I later stopped selling, abandoned the people I did it with, and decided it was all just too much bullshit after my crop got stolen and I guess my buddy stabbed someone with a pair of pliers. Normally I would've just remained neutral as long as he didn't drag me into some kind of murder case but I ended up deciding to leave that whole area and just start buying from dealers in a no-strings-attached sort of relationship.

I spent a few more months as one of the biggest potheads in town. It was fun but it began taking up too much of my time and money (I live in a very shitty, drug-infested town with little to no employment options so its hard to come by cash.)

For about six months I've cut down immensely on the weed. I smoke somewhat regularly but I don't think I could kill a quarter pound massive hookah bowl in one sitting anymore. However I began experimenting with other drugs.

I began abusing my Ativan (Lorazepam) very often as of five months ago. I found it to be much more satisfying and intense to just crush and snort them, so it was rare that I would actually take them orally. I also was a regular user of DXM (Not really a drug, I know, but it did the trick) for quite a while but at ten bucks a bottle for Delsym and two bottles for a decent trip, I stopped using it.

After an attempted suicide I found I could get beyond fucked up using Diphenhydramine (benadryl and most non prescription sleep aids.) After a couple weeks of daily use I began relying on it more and more to cope with depression, anxiety and whatever else I have that my shitty doctors haven't bothered to diagnose.

As of three months ago I've become somewhat of a junkie. Xanax, Vicodin, still using the DPH once in a while but no longer 'addicted,' and pretty much whatever else I can get my hands on.

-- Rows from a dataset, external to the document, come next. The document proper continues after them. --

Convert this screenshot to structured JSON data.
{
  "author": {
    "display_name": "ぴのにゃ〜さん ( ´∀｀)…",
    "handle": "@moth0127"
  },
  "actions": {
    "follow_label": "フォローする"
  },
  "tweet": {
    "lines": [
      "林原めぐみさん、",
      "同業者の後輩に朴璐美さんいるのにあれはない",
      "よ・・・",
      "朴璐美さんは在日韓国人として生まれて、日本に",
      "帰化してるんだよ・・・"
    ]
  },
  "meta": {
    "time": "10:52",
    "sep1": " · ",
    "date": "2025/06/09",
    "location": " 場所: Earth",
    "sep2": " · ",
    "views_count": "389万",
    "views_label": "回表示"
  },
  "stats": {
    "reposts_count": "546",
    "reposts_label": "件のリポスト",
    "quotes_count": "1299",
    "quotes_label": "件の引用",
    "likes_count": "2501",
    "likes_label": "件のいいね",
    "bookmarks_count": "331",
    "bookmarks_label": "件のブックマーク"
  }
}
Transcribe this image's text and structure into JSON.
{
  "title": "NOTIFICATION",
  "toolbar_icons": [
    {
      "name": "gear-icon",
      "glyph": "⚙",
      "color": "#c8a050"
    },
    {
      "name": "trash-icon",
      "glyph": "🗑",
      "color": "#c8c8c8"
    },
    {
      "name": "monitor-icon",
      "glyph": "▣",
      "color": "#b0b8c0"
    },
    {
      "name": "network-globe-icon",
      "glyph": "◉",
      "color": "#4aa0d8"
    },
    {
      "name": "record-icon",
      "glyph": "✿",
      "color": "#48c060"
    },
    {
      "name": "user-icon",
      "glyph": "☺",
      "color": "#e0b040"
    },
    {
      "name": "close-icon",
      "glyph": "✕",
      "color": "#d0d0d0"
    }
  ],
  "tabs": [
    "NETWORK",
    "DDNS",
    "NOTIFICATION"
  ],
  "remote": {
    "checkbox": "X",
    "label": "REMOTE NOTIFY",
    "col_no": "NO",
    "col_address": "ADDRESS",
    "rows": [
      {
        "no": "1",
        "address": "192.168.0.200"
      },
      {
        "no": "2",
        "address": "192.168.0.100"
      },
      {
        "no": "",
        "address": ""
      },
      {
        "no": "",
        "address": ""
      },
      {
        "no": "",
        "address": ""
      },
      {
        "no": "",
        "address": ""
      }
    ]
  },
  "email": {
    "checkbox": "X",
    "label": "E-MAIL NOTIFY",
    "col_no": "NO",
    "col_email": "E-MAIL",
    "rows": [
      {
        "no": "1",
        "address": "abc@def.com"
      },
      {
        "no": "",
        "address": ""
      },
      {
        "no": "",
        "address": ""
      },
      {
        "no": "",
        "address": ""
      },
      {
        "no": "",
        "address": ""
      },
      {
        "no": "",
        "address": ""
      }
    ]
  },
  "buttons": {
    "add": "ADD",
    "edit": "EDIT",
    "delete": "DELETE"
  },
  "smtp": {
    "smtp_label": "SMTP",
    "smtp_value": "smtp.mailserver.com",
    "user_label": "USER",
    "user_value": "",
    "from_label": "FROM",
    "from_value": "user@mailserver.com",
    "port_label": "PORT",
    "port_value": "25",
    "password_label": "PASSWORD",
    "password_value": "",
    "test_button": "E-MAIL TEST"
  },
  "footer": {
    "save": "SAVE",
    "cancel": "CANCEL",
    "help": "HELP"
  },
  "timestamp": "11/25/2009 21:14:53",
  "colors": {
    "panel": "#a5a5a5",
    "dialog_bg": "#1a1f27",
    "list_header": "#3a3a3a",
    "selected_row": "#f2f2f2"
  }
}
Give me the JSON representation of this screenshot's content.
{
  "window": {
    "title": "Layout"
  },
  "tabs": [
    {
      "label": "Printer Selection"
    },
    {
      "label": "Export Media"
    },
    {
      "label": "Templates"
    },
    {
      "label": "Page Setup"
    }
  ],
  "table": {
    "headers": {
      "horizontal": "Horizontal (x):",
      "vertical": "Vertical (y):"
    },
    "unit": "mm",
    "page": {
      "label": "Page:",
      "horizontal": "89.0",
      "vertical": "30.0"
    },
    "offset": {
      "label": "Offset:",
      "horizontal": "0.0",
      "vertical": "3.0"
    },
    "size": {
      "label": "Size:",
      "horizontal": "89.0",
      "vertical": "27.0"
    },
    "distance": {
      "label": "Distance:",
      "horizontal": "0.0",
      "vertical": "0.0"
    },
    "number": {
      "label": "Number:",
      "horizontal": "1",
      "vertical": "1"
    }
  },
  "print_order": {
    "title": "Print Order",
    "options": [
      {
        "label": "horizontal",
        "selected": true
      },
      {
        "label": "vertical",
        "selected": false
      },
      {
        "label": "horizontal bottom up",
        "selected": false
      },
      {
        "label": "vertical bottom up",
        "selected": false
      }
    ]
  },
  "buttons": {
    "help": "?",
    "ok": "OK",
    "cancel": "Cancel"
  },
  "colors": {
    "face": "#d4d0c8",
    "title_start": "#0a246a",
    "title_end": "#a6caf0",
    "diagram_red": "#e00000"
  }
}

Anorexia has been added to my growing list of issues.

As of right now I'm still using whatever I can and basically just waiting till I OD one of these days and don't wake up. It seems depressing but I'm actually happier than I've ever been. I find comfort in whatever drugs im using at the time and I really don't care enough to do much else other than what i need to in order to keep a steady living environment. I'm hoping I can be accepted here and just be active on a forum that has people somewhat like myself (in the drug situation anyway) that will talk about it / give advice when needed without the "You're gonna die there's help out there go to rehab don't do drugs" bullshit.


TL;DR I'm a junkie, not afraid to admit it, and hope I can commune with fellow users because you guys seem cool :D Adios and see you on the forums.

With love, NotSoAnonymous
 
Well you seem to be a fairly level headed junkie made some good choices along the way. I hope you can peel back all the layers and get as stable as we can get. Welcome and enjoy the site.